Did you get 3? Or are you struggling to create the dictionary?

Do not worry if you weren't able to write the above code. The reason we asked you to try writing it is to show that it is not straightforward to perform the above opertaion using Numpy (nd)array, but relatively easy using Pandas DataFrame! Try the following code:

In [None]:
# Group entries in `kepler_df` by `kepid`
kepler_df_groups = kepler_df.groupby('kepid')

# Find the number of unique names of confirmed exoplanets
kepler_planets = kepler_df_groups['kepler_name'].nunique()

# Print examples
print(kepler_planets[10872983], kepler_planets[10797460], kepler_planets[10854555], kepler_planets[10811496])

In [None]:
type(kepler_planets)

Here "kepler_planets" is indexed by an integer that represents the Kepler ID (rather than a string). Its datatype is "pandas.core.series.Series", which works similar to a dictionary. You can convert the Series to a dictionary using `kepler_planets.to_dict()`

To see if the new "kepler_planets" Series is doing the right thing, index "kepler_df" for the Kepler IDs '10872983' and '10811496':

In [None]:
# Your code here

In [None]:
# Your code here

Looks like "kepler_planets" contains the right information! 

Now let's find the Kepler ID with the most number of confirmed exoplanets.

In [None]:
kepler_planets.max()

In [None]:
kepler_df.loc[kepler_planets.idxmax()]

We can also find the mean number of exoplanets.

In [None]:
kepler_planets.mean()

Looks like the mean is 0.32. How do we know if a Kepler ID has more or less (than the mean) confirmed exoplanets? That's, naturally, where conditional "if-statements" come in. 

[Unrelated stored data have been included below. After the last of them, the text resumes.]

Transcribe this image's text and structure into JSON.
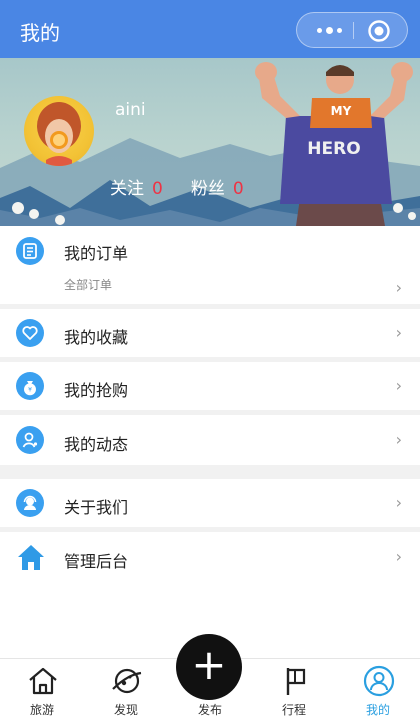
{
  "topbar": {
    "title": "我的"
  },
  "profile": {
    "username": "aini",
    "following_label": "关注",
    "following_count": "0",
    "followers_label": "粉丝",
    "followers_count": "0"
  },
  "menu": {
    "orders": {
      "label": "我的订单",
      "sub": "全部订单",
      "icon": "order-list-icon"
    },
    "favorites": {
      "label": "我的收藏",
      "icon": "heart-icon"
    },
    "flash": {
      "label": "我的抢购",
      "icon": "money-bag-icon"
    },
    "activity": {
      "label": "我的动态",
      "icon": "person-icon"
    },
    "about": {
      "label": "关于我们",
      "icon": "support-agent-icon"
    },
    "admin": {
      "label": "管理后台",
      "icon": "home-icon"
    }
  },
  "tabs": [
    {
      "label": "旅游",
      "icon": "home-icon"
    },
    {
      "label": "发现",
      "icon": "planet-icon"
    },
    {
      "label": "发布",
      "icon": "plus-icon"
    },
    {
      "label": "行程",
      "icon": "flag-icon"
    },
    {
      "label": "我的",
      "icon": "user-circle-icon"
    }
  ],
  "colors": {
    "header": "#4a86e4",
    "accent": "#2a9fe0",
    "count": "#ee3344",
    "icon": "#3aa0f0"
  },
  "banner_art": {
    "shirt_text": "HERO",
    "cap_text": "MY"
  }
}
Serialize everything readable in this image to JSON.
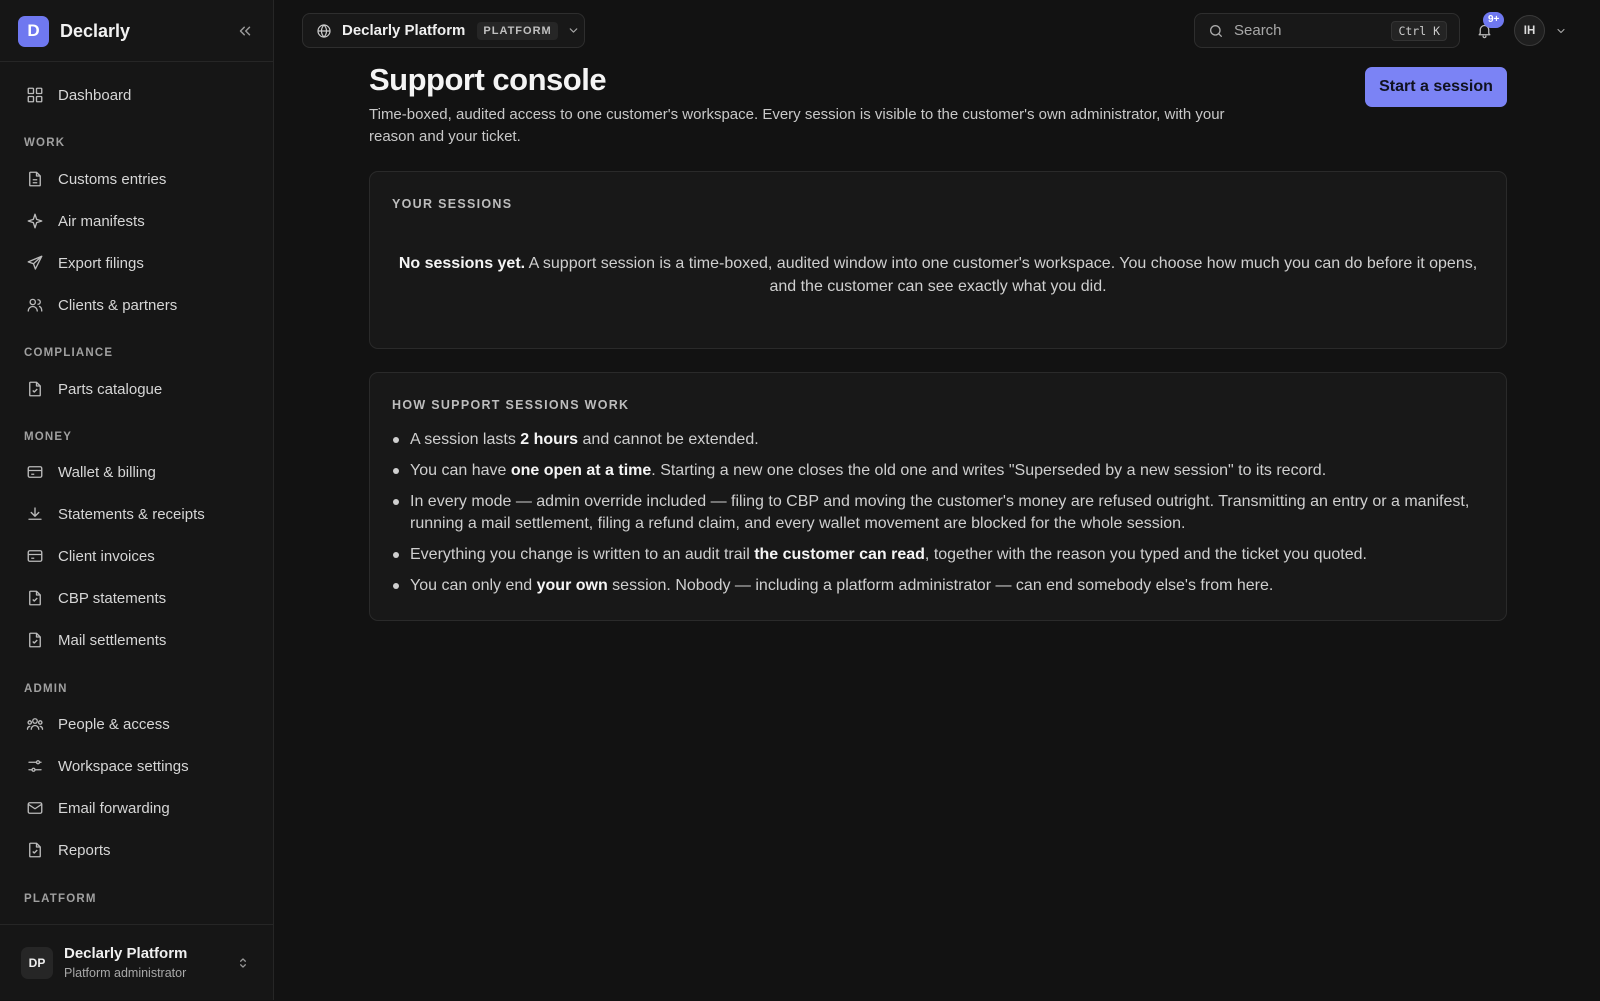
{
  "app": {
    "brand_initial": "D",
    "brand_name": "Declarly"
  },
  "sidebar": {
    "top_item": {
      "label": "Dashboard",
      "icon": "grid-icon"
    },
    "sections": [
      {
        "title": "WORK",
        "items": [
          {
            "label": "Customs entries",
            "icon": "document-icon"
          },
          {
            "label": "Air manifests",
            "icon": "sparkle-icon"
          },
          {
            "label": "Export filings",
            "icon": "send-icon"
          },
          {
            "label": "Clients & partners",
            "icon": "users-icon"
          }
        ]
      },
      {
        "title": "COMPLIANCE",
        "items": [
          {
            "label": "Parts catalogue",
            "icon": "file-check-icon"
          }
        ]
      },
      {
        "title": "MONEY",
        "items": [
          {
            "label": "Wallet & billing",
            "icon": "card-icon"
          },
          {
            "label": "Statements & receipts",
            "icon": "download-icon"
          },
          {
            "label": "Client invoices",
            "icon": "card-icon"
          },
          {
            "label": "CBP statements",
            "icon": "file-check-icon"
          },
          {
            "label": "Mail settlements",
            "icon": "file-check-icon"
          }
        ]
      },
      {
        "title": "ADMIN",
        "items": [
          {
            "label": "People & access",
            "icon": "people-icon"
          },
          {
            "label": "Workspace settings",
            "icon": "sliders-icon"
          },
          {
            "label": "Email forwarding",
            "icon": "mail-icon"
          },
          {
            "label": "Reports",
            "icon": "file-check-icon"
          }
        ]
      },
      {
        "title": "PLATFORM",
        "items": []
      }
    ],
    "footer": {
      "initials": "DP",
      "name": "Declarly Platform",
      "role": "Platform administrator"
    }
  },
  "topbar": {
    "workspace": {
      "name": "Declarly Platform",
      "badge": "PLATFORM"
    },
    "search": {
      "placeholder": "Search",
      "shortcut": "Ctrl K"
    },
    "notifications": {
      "count": "9+"
    },
    "user": {
      "initials": "IH"
    }
  },
  "main": {
    "title": "Support console",
    "description": "Time-boxed, audited access to one customer's workspace. Every session is visible to the customer's own administrator, with your reason and your ticket.",
    "primary_action": "Start a session",
    "sessions_card": {
      "title": "YOUR SESSIONS",
      "empty_bold": "No sessions yet.",
      "empty_text": " A support session is a time-boxed, audited window into one customer's workspace. You choose how much you can do before it opens, and the customer can see exactly what you did."
    },
    "how_card": {
      "title": "HOW SUPPORT SESSIONS WORK",
      "bullets": [
        {
          "pre": "A session lasts ",
          "bold": "2 hours",
          "post": " and cannot be extended."
        },
        {
          "pre": "You can have ",
          "bold": "one open at a time",
          "post": ". Starting a new one closes the old one and writes \"Superseded by a new session\" to its record."
        },
        {
          "pre": "In every mode — admin override included — filing to CBP and moving the customer's money are refused outright. Transmitting an entry or a manifest, running a mail settlement, filing a refund claim, and every wallet movement are blocked for the whole session.",
          "bold": "",
          "post": ""
        },
        {
          "pre": "Everything you change is written to an audit trail ",
          "bold": "the customer can read",
          "post": ", together with the reason you typed and the ticket you quoted."
        },
        {
          "pre": "You can only end ",
          "bold": "your own",
          "post": " session. Nobody — including a platform administrator — can end somebody else's from here."
        }
      ]
    }
  },
  "colors": {
    "accent": "#7b83f5",
    "background": "#121212",
    "sidebar": "#161616",
    "card": "#181818"
  }
}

## If Statements and other Conditionals
The problem I've posed, of figuring out whether a condition is true or not, is addressed in code via conditional statements. They run, logically, along the lines of "IF something is TRUE, do THIS, IF something ELSE is TRUE, do THAT, OTHERWISE do SOMETHING ELSE." 

Here's an example:

In [None]:
fig, ax = plt.subplots(1, 1)

for ind, row in kepler_df.iterrows():
    if row['koi_disposition'] == 'CONFIRMED':
        ax.scatter(row['koi_period'], row['koi_prad'], color='blue', s=2)

# We will go over the plotting details later
ax.set_xscale('log')
ax.set_yscale('log')
ax.set_xlim(10**(-1), 10**(4))
ax.set_ylim(10**(-1), 10**(6))
ax.set_xlabel('Period [days]')
ax.set_ylabel('Radius [Earth Radii]')
ax.set_title('Confirmed Planets')

We can also link several if-statements using elif statements, which are combinations of else and if:

In [None]:
fig, ax = plt.subplots(1, 1)

for ind, row in kepler_df.iterrows(): 
    if row['koi_disposition'] == 'CANDIDATE':
        ax.scatter(row['koi_period'], row['koi_prad'], color='red', s=2, alpha=0.5)
    # Your code here: use elif statement here to plot 'CONFIRMED' Kepler planets

ax.set_xscale('log')
ax.set_yscale('log')
ax.set_xlim(10**(-1), 10**(4))
ax.set_ylim(10**(-1), 10**(6))
ax.set_xlabel('Period [days]')
ax.set_ylabel('Radius [Earth Radii]')
ax.set_title('Candidate + Confirmed Planets')

What happened here? We said "IF the Kepler object of interest is a planet CANDIDATE, plot its radius vs period in red, ELSE, IF it is a CONFIRMED planet, plot its radius vs period in blue, ELSE do nothing (`pass`)". If the first condition is met, the elif (or else) is not triggered. Thus, by mixing together if's, else's, and elif's, you can check conditions you are interested in.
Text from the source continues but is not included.